A Brief Look at Alan Turing:
another role model lost to bigotry

F. R. Lewis

Alan Turing was born June 23, 1912, in London, England. He attended Cambridge University in 1931. Over the next several years, he studied mathematics, particularly in relation to modern physics (relativity and quantum mechanics). Although Turing's lover in college, fellow mathematics student James Atkins, was a pacifist, Turing did not become a committed pacifist or Marxist as was then common among students at elite universities. In 1936, Turing was recognized for his work on probability theory.

As early as 1900, the great German mathematician David Hilbert had formulated the question of "decidability": is there a way by which all mathematical questions could be decided? In 1931, Kurt Godel proved that mathematics is "incomplete", contrary to the earlier belief of Bertrand Russell that logic was sufficient ground for mathematical truth. Turing's reputation as one of the greatest mathematicians of the 20th century rests on his work during 1935-36 when he grappled with the elusive complexities that challenged his colleagues before him.

By April 1936, Turing had completed his paper "On Computable Numbers," but was scooped by an American Alonzo Church, who had been working on the same problem for many years.

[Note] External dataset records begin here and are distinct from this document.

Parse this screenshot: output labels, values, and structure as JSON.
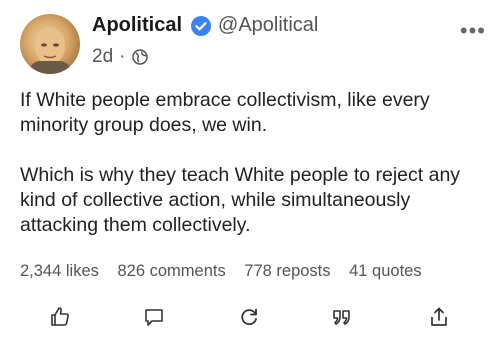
{
  "post": {
    "author": {
      "display_name": "Apolitical",
      "handle": "@Apolitical",
      "verified": true,
      "avatar_icon": "portrait-avatar"
    },
    "time": "2d",
    "separator": "·",
    "visibility_icon": "globe-icon",
    "more_label": "•••",
    "paragraphs": [
      "If White people embrace collectivism, like every minority group does, we win.",
      "Which is why they teach White people to reject any kind of collective action, while simultaneously attacking them collectively."
    ],
    "stats": {
      "likes": "2,344 likes",
      "comments": "826 comments",
      "reposts": "778 reposts",
      "quotes": "41 quotes"
    },
    "actions": [
      "like-icon",
      "comment-icon",
      "repost-icon",
      "quote-icon",
      "share-icon"
    ]
  },
  "colors": {
    "text": "#222222",
    "muted": "#555555",
    "verified": "#3b82f6"
  }
}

Turing's radical new approach differed from Church's reliance on formal logic. Turing conceived of a machine, like a typewriter, writing elements of a pre-defined set of symbols on a very long spool of paper tape, which could be moved in either direction. The typewriter could be put into several "states" _ like using a shift key for capital letters. The spool could move left or right. In each event, the machine would read a symbol, and based on its current state, change to a new state and write a symbol on the tape, then move the tape left or right one character. By selecting the proper symbols to describe a mathematical question, the Turing machine would run until a solution was found _ in other words, if it ever halted, there was a solution. If the problem was "undecidable," it would run forever; it could not stop.

Turing had invented, on paper, the modern digital, electronic computer. Every computer made, starting with the ENIAC in 1945, and despite different engineering implementations, is at its most rudimentary level (as the quark is the lowest level of physics, or the cell the lowest level of an organism) a Turing Machine. The moves of a Turing machine also form a primitive "language" ("configuration"). From pure mathematical origins, "configurations" have evolved over seven decades into computer languages such as Assembler, Fortran, Cobol, RPG, C, and Java. Such languages have "context-free grammars"; i.e. they lack the ambiguity of human languages, which, for example, critic William Empson has cited as the basis for poetry, and form part of a broader class of languages. In the 1950's, Noam Chomsky, the well-known American linguistics expert, founded his entire theory of languages in a series of papers on language-generating grammars and automata theory.

During World War II, Turing worked in a special intelligence unit of code breakers. Using machines misleadingly called "bombes," coded German radio messages were reversed through the use of electronic circuitry. After a couple of years, the code was broken so successfully that the British Navy could intercept and destroy unsuspecting German submarines. This allowed British and foreign merchant ships to safely replenish the desperate island's dwindling supplies of many necessities. Although pacifists will naturally find this an inappropriate use of Turing's talents, longtime War Resisters' League Chair David McReynolds has suggested most conscientious objectors during World War II were relieved, at the end, that the genocidal Nazis did not take over the world.

Turing neither celebrated nor hid his homosexuality during these years. He came out one evening to a colleague who later became the "C" of the British Secret Service. In the spymaster's memoirs, he recalled his revulsion at Turing's revelation, particularly because Turing seemed to regard it as entirely natural. In spite of this, the two maintained a good working relationship.

After the war, Turing gradually lost interest in computing machines, and began to work on mathematical biology and quantum physics. He continued to work for secret intelligence until he lost his security clearance on the grounds he could be blackmailed by foreign agents, despite the fact that he had never concealed his sexuality.

Turing was also a world-class distance runner.

In the early 1950's Turing, whom most contemporaries remember as taciturn, became more social, visiting gay pubs in London. From one he brought home a young man who, he later discovered, stole some things from his house. Turing contacted the police. During the inquiry, Turing explained the circumstances that led to the theft. On March 31, 1952, Turing was arrested for being homosexual. At his trial, it was argued Turing had corrupted his younger acquaintance, a working-class man who was in his early 20's.

Turing agreed to a series of chemical treatments thought to cure, or at least arrest, homosexuality. These proved ineffective.

Alan Turing committed suicide June 8, 1954.

See Andrew Hodges' biography "Alan Turing: the Enigma," www.turing.org.uk. For an introduction to the relationship between Turing's and Chomsky's thought, see "Introduction to Formal Languages" by Gyorgy E. Revesz (Dover).

F. R. Lewis is a computer technician with more than 25 years of experience in the computer field. His quiet activism is a fresh voice from Auburn, New York.